Bankalar 'Maaşı bize yatırın' diye 2 katrilyonluk promosyon yapıyor
Geçtiğimiz yıl Maliye Bakanlığı tarafından, 1 yıllık memur maaşı karşılığı olarak 28.3 katrilyon, 1 yıllık işçi maaş karşılığı olarak 4.423 katrilyon olmak üzere toplam 32.723 katrilyon lira ödendi. Söz konusu maaşlar her ayın 14. günü anlaşmalı bankalara yatırıldı. Uygulamada, bankaların, kendileriyle sözleşme yapması karşılığında kurumlara yıllık maaş toplamlarının ortalama yüzde 5'i ile yüzde 7'si arasında bir tutarı promosyon olarak ödediği belirtiliyor. Promosyon, zaman zaman bağış adı altında da yapılıyor. Bu yaklaşımla bankalar tarafından kurumlara ödenen promosyon tutarının ortalama yıllık 1.6 ile 2.3 katrilyon lira arasında değiştiği tahmin ediliyor.

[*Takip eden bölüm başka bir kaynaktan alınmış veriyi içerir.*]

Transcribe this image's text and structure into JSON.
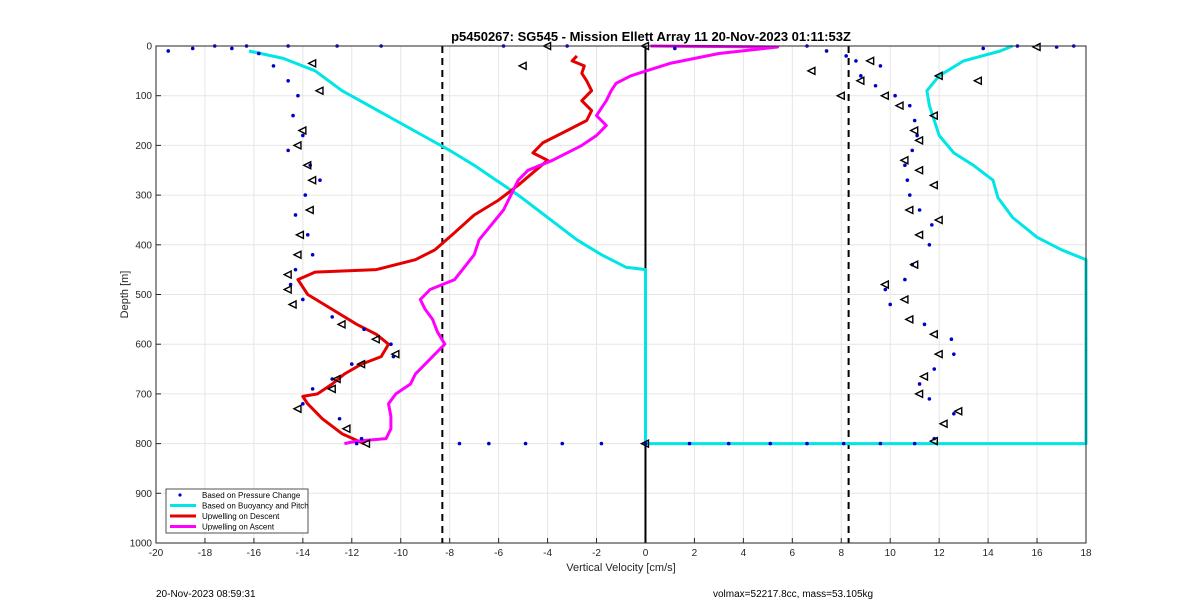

Yine uygulamada, bankaların ödediği promosyon kurum amirleri tarafından alınıyor ve bir tür "örtülü ödenek" gibi kullanılıyor. Bazıları kurumların ihtiyaçları için kullanılsa da, çoğu kez verimli olmayan, keyfi harcamalara gittiği eleştirileri getiriliyor.